Politics and religion
I guess there is a way to talk about today’s Gospel that features a grisly beheading as the last course at a birthday party without bringing politics or the social world of power imbalance and influence into it, but I’m not sure that such a sermon would be very spiritual either. So here we go.
Most of us would probably prefer to chalk up the characters in Mark’s Gospel story today as stock caricatures: the weak and hapless ruler, his scheming wife and twisted daughter, a powerless prisoner, nameless and faceless guards, and shallow guests. Then we can then simply hold ourselves aloof, voyeurs, observers of evil that we ourselves would never get mixed up in. We can get out our popcorn and soda and watch with fascination as if this were just another episode of Game of Thrones.
And by doing so we can avoid pondering what this Bible story means to us as both followers of Jesus and citizens of a broken world - a world that our God deeply loves and desires to redeem. We are people who have promised at our baptisms to strive for justice and to respect the dignity of every human being, who are at the same time embedded in a society that often does not embody those values. I can understand wanting to avoid that pondering. Nobody wants to be part of this story.
It seems to me, though, that while our technology has improved in the last two centuries, the systems in which we are embedded are still tangled up with brutality, imbalances in and abuses of power. We may have found ways to dress them up in more modern clothes but even the scenic and not very bloody British murder mysteries I love to watch on TV are at their core about our own murderous hearts. We accept with little question the impulse to gain and retain power, even when it means wielding that power in ways that denigrate and destroy people, resources, and our earth. We may not do it ourselves personally, but we participate in brutality and power mongering just because we are part of human society.
For instance, my great-great grandfather was a man who came to this country from Ireland seeking his fortune. Over the years he accumulated a thousand acres of land along a river in Georgia on which he grew crops - cotton of course, as well as food crops. In order to farm that land, he bought people to work it. He owned those people, and occasionally he sold them if they were no longer needed or had become trouble makers. When I learned about him, the family talked about how neat it was to have an ancestor who had become wealthy and powerful in his community. We accepted that owning slaves was just what powerful wealthy men did in those days, because they needed slaves to make their plantations work, and the products of those plantations were used to make the world go around.

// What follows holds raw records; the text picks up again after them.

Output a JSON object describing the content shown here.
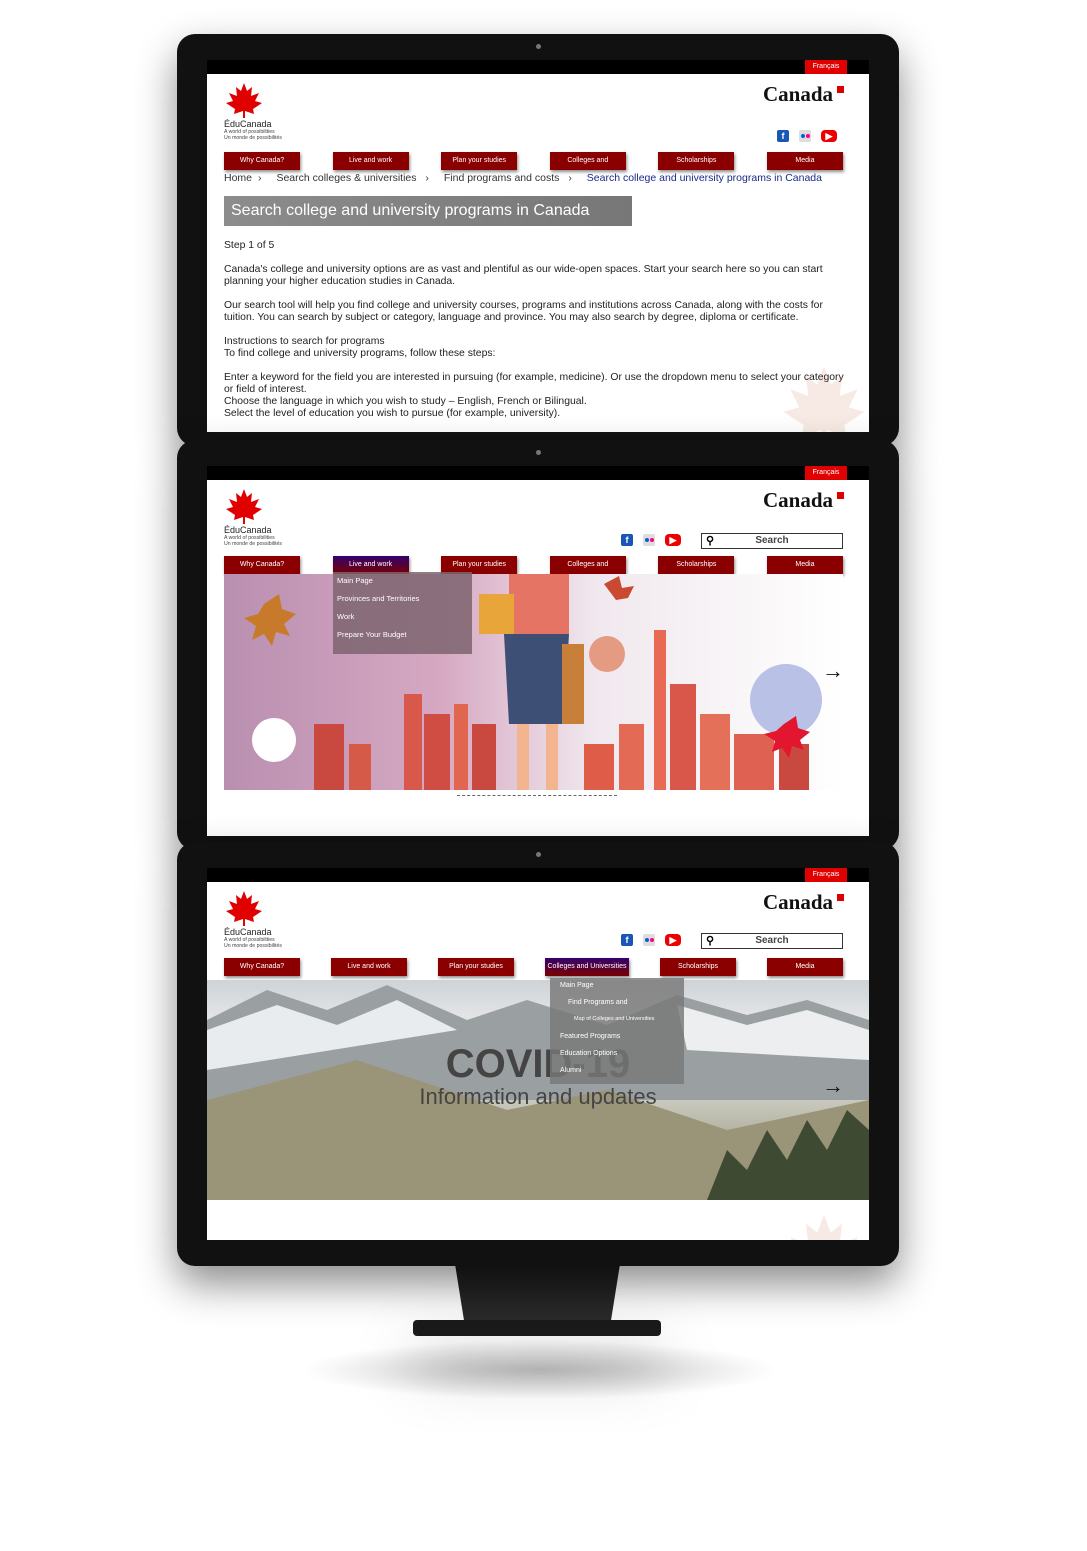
{
  "site": {
    "francais": "Français",
    "logo_name": "ÉduCanada",
    "logo_tag_en": "A world of possibilities",
    "logo_tag_fr": "Un monde de possibilités",
    "wordmark": "Canada",
    "search_label": "Search",
    "nav": [
      "Why Canada?",
      "Live and work",
      "Plan your studies",
      "Colleges and Universities",
      "Scholarships",
      "Media"
    ],
    "colors": {
      "nav": "#8a0000",
      "topbar": "#000000",
      "francais": "#e00000",
      "crumb_current": "#1a2a8a"
    }
  },
  "screen1": {
    "breadcrumbs": [
      "Home",
      "Search colleges & universities",
      "Find programs and costs",
      "Search college and university programs in Canada"
    ],
    "page_title": "Search college and university programs in Canada",
    "step": "Step 1 of 5",
    "para1": "Canada's college and university options are as vast and plentiful as our wide-open spaces. Start your search here so you can start planning your higher education studies in Canada.",
    "para2": "Our search tool will help you find college and university courses, programs and institutions across Canada, along with the costs for tuition. You can search by subject or category, language and province. You may also search by degree, diploma or certificate.",
    "instr_heading": "Instructions to search for programs",
    "instr_intro": "To find college and university programs, follow these steps:",
    "step_a": "Enter a keyword for the field you are interested in pursuing (for example, medicine). Or use the dropdown menu to select your category or field of interest.",
    "step_b": "Choose the language in which you wish to study – English, French or Bilingual.",
    "step_c": "Select the level of education you wish to pursue (for example, university)."
  },
  "screen2": {
    "dropdown": [
      "Main Page",
      "Provinces and Territories",
      "Work",
      "Prepare Your Budget"
    ],
    "next_arrow": "→"
  },
  "screen3": {
    "dropdown": [
      "Main Page",
      "Find Programs and",
      "Map of Colleges and Universities",
      "Featured Programs",
      "Education Options",
      "Alumni"
    ],
    "hero_title": "COVID-19",
    "hero_subtitle": "Information and updates",
    "next_arrow": "→"
  }
}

And there’s the trap right there. We accept that brutality is a necessary part of making the world go around. We accept that some will use their power to keep others down, that’s just the way it is for us to have the things we need and want. If it turns up in the form of a head on a platter at a birthday party, well, we didn’t wield the sword ourselves did we? So we are not to blame!

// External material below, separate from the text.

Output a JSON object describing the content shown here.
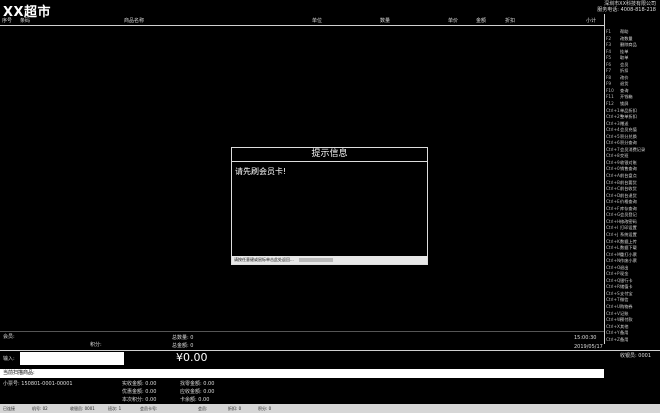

I don’t want to suggest that this circularly named Herod clan was just a bunch of innocents ensnared by cosmic evil. They are monsters, all three of them. They are actively engaged in promoting a system from which they benefit. I would like for Herod, who was intrigued by the righteous John, to have done the right thing and backed away from his rash offer. I would like for him to suffer remorse. I would like for him not to send his men out to imprison people but rather send them out to give life to the community the way Jesus did in last week’s story sending his disciples out to heal and cure.
But he didn’t. He didn’t seem to see another way.

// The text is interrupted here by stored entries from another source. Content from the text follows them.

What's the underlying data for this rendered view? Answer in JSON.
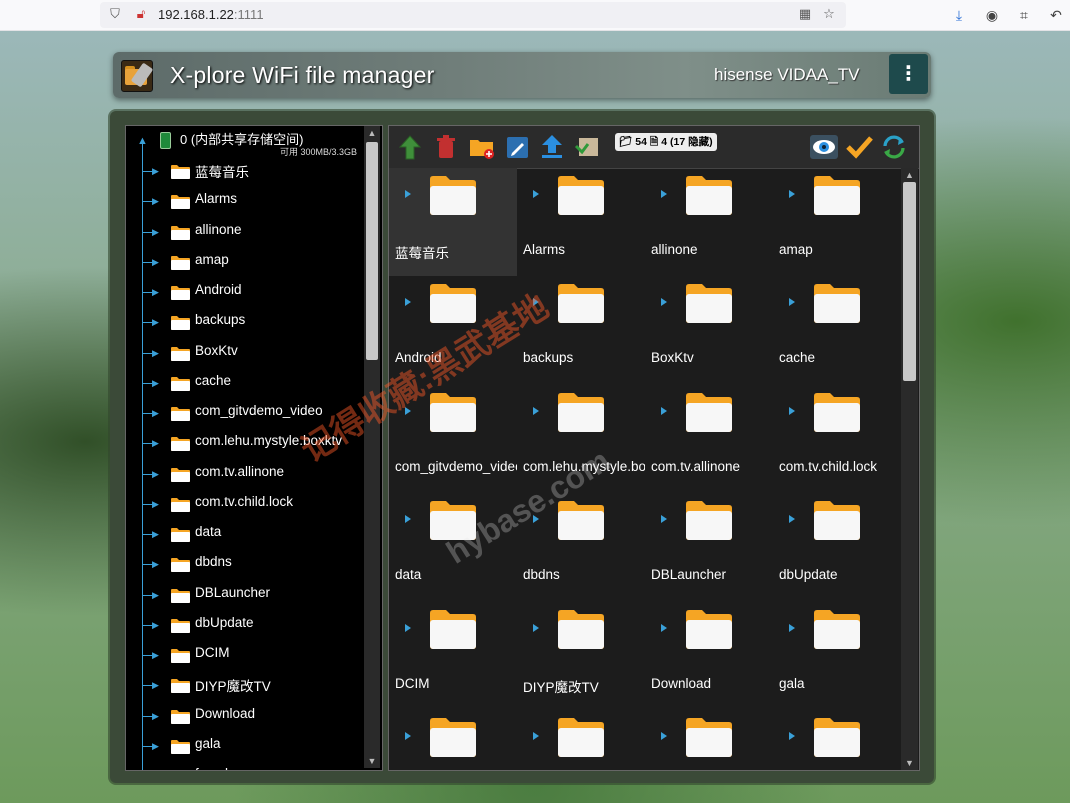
{
  "browser": {
    "url_host": "192.168.1.22",
    "url_port": ":1111"
  },
  "header": {
    "app_title": "X-plore WiFi file manager",
    "device_name": "hisense VIDAA_TV",
    "menu_icon": "⋮"
  },
  "tree": {
    "root_label": "0 (内部共享存储空间)",
    "root_sub": "可用 300MB/3.3GB",
    "items": [
      "蓝莓音乐",
      "Alarms",
      "allinone",
      "amap",
      "Android",
      "backups",
      "BoxKtv",
      "cache",
      "com_gitvdemo_video",
      "com.lehu.mystyle.boxktv",
      "com.tv.allinone",
      "com.tv.child.lock",
      "data",
      "dbdns",
      "DBLauncher",
      "dbUpdate",
      "DCIM",
      "DIYP魔改TV",
      "Download",
      "gala",
      "fused"
    ]
  },
  "toolbar": {
    "folder_count": "54",
    "file_count": "4",
    "hidden_text": "(17 隐藏)",
    "colors": {
      "accent": "#3aa0d8",
      "folder": "#f5a524",
      "check": "#f5a524"
    }
  },
  "files": {
    "items": [
      "蓝莓音乐",
      "Alarms",
      "allinone",
      "amap",
      "Android",
      "backups",
      "BoxKtv",
      "cache",
      "com_gitvdemo_video",
      "com.lehu.mystyle.boxktv",
      "com.tv.allinone",
      "com.tv.child.lock",
      "data",
      "dbdns",
      "DBLauncher",
      "dbUpdate",
      "DCIM",
      "DIYP魔改TV",
      "Download",
      "gala",
      "",
      "",
      "",
      ""
    ]
  },
  "watermark": {
    "line1": "记得收藏:黑武基地",
    "line2": "hybase.com"
  }
}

What we see here is that in God’s kingdom, there is another way. People are sent out to minister to others. But in kingdoms run by humans motivated by power and greed, they are sent out to trap, own, and imprison others and use them to prop up their power.
We as human Christians live in both those kingdoms. And it’s important that we know the difference between them. Those in power in this world would like to trap us, to own us, to imprison us into buying into and supporting the systems that keep them in power and on top. And those systems are so complex that we don’t even know we are entangled in them sometimes. We enjoy saving money by buying things that are not ethically produced; we rejoice when our stock market portfolio soars without wondering at what price to our earth or our resources or other people are our monetary gains. Is it up to us to undo harms done by others?
Well, I know cannot undo harm already done, but I can work to mitigate it. I would say that my vow to strive for justice and to respect the dignity of every human being means I have to recognize injustice and indignity past and present, and to work against the continuation of injustice and indignity present and future. And I will also say that when I’m not simply blind and deaf about those things, I struggle to remember that there can be another way instead of accepting and defending how things “just are.” I admit that I’d prefer the nagging voice that calls me out or renders judgment about my own life just stay down in the dungeon, or even better, be silenced.
And that’s where we get back to Jesus. While John was being sought out, imprisoned, and finally killed because he spoke the truth to a petty despot, Jesus was sending out his disciples to heal and restore the people they found along the way, to bring life in a world full of death. That’s what I need to see again today.
This story is not about coming to church, or living piously withdrawn from the grittiness of society, and untethered from many systems and structures - economic systems, political systems, class structures, power structures. It’s about recognizing the traps, seeing the monsters, understanding what power does and how brutality is still pervasive in our world, and maybe deciding that when Herod invites us to a party, we decide to hit the road with Jesus instead.